Can you replicate the figures in the blogs? Can you display any of the data more clearly than in the blogs?

The Data

# Option 1: tidytuesdayR package 
## install.packages("tidytuesdayR")

tuesdata <- tidytuesdayR::tt_load('2024-04-30')
## OR
tuesdata <- tidytuesdayR::tt_load(2024, week = 18)

wwbi_data <- tuesdata$wwbi_data
wwbi_series <- tuesdata$wwbi_series
wwbi_country <- tuesdata$wwbi_country


# Option 2: Read directly from GitHub

wwbi_data <- readr::read_csv('https://raw.githubusercontent.com/rfordatascience/tidytuesday/main/data/2024/2024-04-30/wwbi_data.csv')
wwbi_series <- readr::read_csv('https://raw.githubusercontent.com/rfordatascience/tidytuesday/main/data/2024/2024-04-30/wwbi_series.csv')
wwbi_country <- readr::read_csv('https://raw.githubusercontent.com/rfordatascience/tidytuesday/main/data/2024/2024-04-30/wwbi_country.csv')

How to Participate

Explore the data, watching out for interesting relationships. We would like to emphasize that you should not draw conclusions about causation in the data. There are various moderating variables that affect all data, many of which might not have been captured in these datasets.
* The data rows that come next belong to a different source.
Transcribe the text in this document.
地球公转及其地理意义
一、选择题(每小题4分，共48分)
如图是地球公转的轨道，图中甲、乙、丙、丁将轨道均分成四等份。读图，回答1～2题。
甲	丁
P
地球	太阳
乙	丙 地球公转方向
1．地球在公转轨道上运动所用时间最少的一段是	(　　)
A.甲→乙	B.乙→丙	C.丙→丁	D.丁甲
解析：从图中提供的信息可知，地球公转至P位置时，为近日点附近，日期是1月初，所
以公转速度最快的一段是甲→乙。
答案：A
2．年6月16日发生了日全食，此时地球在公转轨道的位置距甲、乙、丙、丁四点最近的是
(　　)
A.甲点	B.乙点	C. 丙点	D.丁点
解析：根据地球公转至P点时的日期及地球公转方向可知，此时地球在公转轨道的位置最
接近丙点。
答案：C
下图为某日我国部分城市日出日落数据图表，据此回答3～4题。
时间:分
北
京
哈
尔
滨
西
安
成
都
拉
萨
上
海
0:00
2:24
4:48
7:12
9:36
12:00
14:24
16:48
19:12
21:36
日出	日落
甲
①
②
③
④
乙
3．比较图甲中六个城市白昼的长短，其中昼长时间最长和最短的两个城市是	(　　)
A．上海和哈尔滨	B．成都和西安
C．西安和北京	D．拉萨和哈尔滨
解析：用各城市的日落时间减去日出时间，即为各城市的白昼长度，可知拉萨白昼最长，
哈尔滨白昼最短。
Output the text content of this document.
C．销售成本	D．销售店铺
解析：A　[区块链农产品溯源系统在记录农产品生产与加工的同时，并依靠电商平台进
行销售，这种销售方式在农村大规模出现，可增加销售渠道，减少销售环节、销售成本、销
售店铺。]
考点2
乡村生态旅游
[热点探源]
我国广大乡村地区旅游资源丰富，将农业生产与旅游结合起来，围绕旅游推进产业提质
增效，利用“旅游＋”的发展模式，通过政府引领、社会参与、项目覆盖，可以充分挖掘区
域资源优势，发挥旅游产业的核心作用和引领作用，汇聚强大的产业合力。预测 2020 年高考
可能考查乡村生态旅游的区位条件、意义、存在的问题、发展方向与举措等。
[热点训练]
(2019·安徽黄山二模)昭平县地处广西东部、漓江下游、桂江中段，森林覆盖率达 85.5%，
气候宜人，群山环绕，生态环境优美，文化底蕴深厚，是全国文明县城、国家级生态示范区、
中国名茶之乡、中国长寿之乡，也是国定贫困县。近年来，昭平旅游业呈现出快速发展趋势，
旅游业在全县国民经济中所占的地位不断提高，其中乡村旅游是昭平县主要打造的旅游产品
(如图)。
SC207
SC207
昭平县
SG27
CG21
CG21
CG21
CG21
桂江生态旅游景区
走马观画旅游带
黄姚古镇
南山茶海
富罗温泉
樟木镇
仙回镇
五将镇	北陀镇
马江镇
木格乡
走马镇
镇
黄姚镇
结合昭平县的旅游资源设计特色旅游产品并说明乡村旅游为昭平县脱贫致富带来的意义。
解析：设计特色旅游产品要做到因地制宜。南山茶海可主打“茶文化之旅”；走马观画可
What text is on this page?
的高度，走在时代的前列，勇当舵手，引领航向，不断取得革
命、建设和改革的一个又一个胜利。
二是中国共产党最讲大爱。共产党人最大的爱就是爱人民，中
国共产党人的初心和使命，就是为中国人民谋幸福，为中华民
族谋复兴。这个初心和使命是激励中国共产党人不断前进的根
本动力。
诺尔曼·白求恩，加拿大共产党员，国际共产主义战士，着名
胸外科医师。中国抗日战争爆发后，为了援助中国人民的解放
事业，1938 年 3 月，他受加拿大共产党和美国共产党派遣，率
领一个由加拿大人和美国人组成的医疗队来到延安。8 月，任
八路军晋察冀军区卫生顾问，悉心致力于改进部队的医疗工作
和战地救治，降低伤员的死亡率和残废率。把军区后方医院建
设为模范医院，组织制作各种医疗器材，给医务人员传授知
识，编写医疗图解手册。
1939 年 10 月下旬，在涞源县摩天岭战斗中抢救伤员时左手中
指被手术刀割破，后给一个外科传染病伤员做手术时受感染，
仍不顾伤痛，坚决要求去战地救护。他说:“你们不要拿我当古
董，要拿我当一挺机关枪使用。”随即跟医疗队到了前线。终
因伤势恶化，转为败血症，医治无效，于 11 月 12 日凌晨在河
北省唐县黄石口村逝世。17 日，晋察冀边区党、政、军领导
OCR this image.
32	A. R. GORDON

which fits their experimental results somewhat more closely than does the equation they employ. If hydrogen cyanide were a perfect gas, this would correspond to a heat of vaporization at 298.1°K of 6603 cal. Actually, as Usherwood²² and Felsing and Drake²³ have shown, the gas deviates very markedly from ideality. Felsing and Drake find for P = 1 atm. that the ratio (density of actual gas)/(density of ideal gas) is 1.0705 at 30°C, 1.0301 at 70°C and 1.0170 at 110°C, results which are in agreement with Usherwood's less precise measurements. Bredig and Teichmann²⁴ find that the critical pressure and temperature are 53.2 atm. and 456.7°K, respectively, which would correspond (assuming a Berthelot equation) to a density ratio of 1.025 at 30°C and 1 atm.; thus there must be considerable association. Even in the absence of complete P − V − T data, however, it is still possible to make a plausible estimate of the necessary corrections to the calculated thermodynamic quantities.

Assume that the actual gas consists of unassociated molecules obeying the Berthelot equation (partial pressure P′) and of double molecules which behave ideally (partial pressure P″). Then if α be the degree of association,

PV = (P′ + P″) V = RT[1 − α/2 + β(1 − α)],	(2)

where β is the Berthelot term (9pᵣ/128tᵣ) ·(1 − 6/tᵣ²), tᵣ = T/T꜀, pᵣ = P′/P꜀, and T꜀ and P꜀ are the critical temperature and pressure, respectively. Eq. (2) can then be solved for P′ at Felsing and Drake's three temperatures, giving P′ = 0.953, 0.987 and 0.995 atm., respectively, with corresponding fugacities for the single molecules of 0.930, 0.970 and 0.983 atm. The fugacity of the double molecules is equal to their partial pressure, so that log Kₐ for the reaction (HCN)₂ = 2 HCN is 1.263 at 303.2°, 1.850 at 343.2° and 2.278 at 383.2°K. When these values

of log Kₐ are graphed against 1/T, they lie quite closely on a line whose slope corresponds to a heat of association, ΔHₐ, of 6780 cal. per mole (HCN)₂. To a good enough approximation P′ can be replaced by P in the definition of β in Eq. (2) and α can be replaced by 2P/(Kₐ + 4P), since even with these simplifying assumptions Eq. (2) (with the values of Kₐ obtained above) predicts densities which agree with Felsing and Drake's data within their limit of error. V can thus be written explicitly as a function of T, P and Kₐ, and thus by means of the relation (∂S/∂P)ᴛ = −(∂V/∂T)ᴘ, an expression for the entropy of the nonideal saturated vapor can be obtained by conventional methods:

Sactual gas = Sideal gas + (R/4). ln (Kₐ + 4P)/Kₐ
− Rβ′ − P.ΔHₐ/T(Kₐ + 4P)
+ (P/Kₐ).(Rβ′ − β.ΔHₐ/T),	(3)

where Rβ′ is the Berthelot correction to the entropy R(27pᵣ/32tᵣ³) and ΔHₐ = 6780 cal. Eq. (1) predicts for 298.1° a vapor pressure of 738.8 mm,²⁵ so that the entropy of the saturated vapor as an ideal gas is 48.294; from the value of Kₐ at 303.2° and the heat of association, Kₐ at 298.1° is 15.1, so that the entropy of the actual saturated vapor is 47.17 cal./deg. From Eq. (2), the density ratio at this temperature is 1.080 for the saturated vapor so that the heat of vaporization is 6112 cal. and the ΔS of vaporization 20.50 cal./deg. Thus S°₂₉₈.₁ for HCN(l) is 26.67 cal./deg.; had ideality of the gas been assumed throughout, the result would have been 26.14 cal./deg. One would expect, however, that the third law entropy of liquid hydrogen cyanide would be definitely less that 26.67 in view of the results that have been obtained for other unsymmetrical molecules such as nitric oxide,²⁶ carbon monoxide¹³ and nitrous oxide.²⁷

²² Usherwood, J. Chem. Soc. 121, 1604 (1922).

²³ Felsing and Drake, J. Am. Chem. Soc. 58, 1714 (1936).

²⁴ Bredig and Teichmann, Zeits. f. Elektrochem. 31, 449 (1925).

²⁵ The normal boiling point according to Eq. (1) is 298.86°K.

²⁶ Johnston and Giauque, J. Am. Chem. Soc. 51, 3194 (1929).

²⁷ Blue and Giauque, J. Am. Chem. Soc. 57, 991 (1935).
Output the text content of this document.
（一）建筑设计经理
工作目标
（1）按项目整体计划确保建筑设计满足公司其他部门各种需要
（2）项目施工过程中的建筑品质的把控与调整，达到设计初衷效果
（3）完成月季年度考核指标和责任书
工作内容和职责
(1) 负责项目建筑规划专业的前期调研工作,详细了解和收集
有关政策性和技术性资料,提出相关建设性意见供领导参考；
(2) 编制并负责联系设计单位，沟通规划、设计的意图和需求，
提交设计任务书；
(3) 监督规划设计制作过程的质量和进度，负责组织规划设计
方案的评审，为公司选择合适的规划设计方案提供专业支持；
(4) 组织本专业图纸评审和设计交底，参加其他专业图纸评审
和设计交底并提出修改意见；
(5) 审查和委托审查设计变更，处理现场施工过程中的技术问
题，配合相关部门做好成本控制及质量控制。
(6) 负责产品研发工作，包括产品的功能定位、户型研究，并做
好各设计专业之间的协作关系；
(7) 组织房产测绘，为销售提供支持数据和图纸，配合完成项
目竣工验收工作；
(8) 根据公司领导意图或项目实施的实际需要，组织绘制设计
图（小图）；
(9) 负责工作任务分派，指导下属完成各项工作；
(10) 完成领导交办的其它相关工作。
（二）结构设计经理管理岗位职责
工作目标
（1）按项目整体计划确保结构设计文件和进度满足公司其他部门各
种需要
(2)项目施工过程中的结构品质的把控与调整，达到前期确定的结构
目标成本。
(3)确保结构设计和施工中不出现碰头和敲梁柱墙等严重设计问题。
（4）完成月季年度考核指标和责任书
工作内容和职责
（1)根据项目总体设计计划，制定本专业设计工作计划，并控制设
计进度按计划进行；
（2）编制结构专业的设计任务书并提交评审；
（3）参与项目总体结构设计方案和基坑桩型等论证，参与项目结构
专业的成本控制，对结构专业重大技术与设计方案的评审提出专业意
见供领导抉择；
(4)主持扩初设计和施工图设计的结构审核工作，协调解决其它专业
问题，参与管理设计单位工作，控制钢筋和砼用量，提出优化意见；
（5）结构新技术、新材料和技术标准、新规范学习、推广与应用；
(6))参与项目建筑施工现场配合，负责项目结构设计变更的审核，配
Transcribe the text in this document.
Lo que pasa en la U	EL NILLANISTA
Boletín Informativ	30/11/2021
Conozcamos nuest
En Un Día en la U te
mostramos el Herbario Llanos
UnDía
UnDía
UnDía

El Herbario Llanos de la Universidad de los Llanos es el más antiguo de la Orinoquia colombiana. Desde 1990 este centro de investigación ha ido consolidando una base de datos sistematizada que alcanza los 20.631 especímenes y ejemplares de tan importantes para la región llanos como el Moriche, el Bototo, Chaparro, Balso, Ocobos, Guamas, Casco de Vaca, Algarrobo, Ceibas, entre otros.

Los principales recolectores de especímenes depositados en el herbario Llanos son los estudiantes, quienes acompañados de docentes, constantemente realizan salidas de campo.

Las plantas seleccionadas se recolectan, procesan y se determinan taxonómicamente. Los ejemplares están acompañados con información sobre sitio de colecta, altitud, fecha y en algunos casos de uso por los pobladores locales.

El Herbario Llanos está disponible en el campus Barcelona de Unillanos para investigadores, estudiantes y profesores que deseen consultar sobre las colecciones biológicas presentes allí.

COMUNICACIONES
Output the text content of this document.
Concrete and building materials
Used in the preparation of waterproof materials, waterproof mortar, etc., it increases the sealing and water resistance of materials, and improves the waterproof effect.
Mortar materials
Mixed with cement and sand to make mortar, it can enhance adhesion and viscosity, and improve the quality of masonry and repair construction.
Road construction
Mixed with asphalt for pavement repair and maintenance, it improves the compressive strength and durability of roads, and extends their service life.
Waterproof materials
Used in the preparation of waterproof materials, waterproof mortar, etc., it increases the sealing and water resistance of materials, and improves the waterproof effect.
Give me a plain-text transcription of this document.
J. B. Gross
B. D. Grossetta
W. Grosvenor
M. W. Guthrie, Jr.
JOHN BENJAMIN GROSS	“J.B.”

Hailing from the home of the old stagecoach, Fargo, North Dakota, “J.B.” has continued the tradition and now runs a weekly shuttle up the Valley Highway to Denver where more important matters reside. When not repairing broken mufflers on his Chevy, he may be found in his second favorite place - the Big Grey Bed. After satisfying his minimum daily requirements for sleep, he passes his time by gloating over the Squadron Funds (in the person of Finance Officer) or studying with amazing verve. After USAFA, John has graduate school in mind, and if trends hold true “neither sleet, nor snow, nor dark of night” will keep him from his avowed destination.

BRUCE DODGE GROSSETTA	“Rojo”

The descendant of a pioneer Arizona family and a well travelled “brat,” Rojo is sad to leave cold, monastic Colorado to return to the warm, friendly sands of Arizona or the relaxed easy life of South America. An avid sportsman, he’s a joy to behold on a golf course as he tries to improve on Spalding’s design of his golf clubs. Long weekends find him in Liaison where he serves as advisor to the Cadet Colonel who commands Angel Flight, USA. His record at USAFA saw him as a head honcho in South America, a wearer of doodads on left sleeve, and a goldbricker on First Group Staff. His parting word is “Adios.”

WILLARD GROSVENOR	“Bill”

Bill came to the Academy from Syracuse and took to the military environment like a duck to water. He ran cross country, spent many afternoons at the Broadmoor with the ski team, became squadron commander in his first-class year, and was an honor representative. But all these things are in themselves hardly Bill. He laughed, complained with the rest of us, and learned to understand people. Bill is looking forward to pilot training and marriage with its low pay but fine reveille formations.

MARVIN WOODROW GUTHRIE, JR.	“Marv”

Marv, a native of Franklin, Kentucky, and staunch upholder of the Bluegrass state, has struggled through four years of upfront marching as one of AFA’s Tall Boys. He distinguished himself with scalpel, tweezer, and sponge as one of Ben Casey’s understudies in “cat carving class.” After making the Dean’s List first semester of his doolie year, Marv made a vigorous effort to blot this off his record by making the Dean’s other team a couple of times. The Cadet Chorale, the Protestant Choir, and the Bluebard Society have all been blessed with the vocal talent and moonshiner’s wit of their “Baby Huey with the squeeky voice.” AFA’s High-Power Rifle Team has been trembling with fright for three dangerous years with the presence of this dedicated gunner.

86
As such, our suggestion is to use the data provided to practice your data tidying and plotting techniques, and to consider for yourself what nuances might underlie these relationships.
Create a visualization, a model, a shiny app, or some other piece of data-science-related output, using R or another programming language.
Share your output and the code used to generate it on social media with the #TidyTuesday hashtag.

Data Dictionary

`wwbi_data.csv`

variable	class	description
country_code	character	3-letter ISO_3166-1 code
indicator_code	character	code identifying the indicator of bureaucracy
year	numeric	year of the data
value	numeric	numeric value of the data

`wwbi_series.csv`

variable	class	description
indicator_code	character	code identifying the indicator of bureaucracy
indicator_name	character	name of the indicator

`wwbi_country.csv`

variable	class	description
country_code	character	3-letter ISO_3166-1 code
short_name	character	short or common name for the country
table_name	character	more alphabetically sortable name of the country
long_name	character	full name of the country
x2_alpha_code	character	2-letter ISO_3166-1 code
currency_unit	character	currency unit
special_notes	character	special notes
region	character	region
income_group	character	low, lower middle, upper middle, or high income
wb_2_code	character	alternate 2-letter code
national_accounts_base_year	integer	national accounts base year
national_accounts_reference_year	integer	national accounts reference year
sna_price_valuation	character	UN system of national accounts price valuation
lending_category	character	International Development Association (IDA), Interanational Bank of Reconstruction and Development (IBRD), a blend or neither
other_groups	character	Heavily Indebted Poor Countries initiative (HIPC), or countries classified as the “Euro area”
system_of_national_accounts	integer	which System of National Accounts methodology the country uses (1968, 1993, or 2008 version)
balance_of_payments_manual_in_use	character	the version of the Balance of Payments Manual used by the country
external_debt_reporting_status	character	estimate, preliminary, or actual
system_of_trade	character	Under the general system imports include goods imported for domestic consumption and imports into bonded warehouses and free trade zones. Under the special system imports comprise goods imported for domestic consumption (including transformation and repair) and withdrawals for domestic consumption from bonded warehouses and free trade zones. Goods transported through a country en route to another are excluded.
government_accounting_concept	character	government accounting concept
imf_data_dissemination_standard	character	International Monetary Fund data-dissemination standard: Special Data Dissemination Standard (SDDS, 1996, created for countries that have or seek to have access to international markets), SDDS Plus (2012, the highest tier of data standards, intended for systemically important economies), enhanced GDDS (e-GDDS, 2015, encouraging participants to emphasize data publication)
latest_household_survey	character	which household survey was most recently administered
source_of_most_recent_income_and_expenditure_data	character	which survey serves as the basis for income and expenditure data
vital_registration_complete	logical	whether the vital registration is complete
latest_agricultural_census	integer	year of latest agricultural census
latest_industrial_data	integer	year of latest industrial data
latest_trade_data	integer	year of latest trade data
latest_population_census_year	integer	year of latest population census
latest_population_census_notes	character	notes about latest population census

Cleaning Script

library(tidyverse)
library(janitor)
library(here)
library(fs)
library(withr)

working_dir <- here::here("data", "2024", "2024-04-30")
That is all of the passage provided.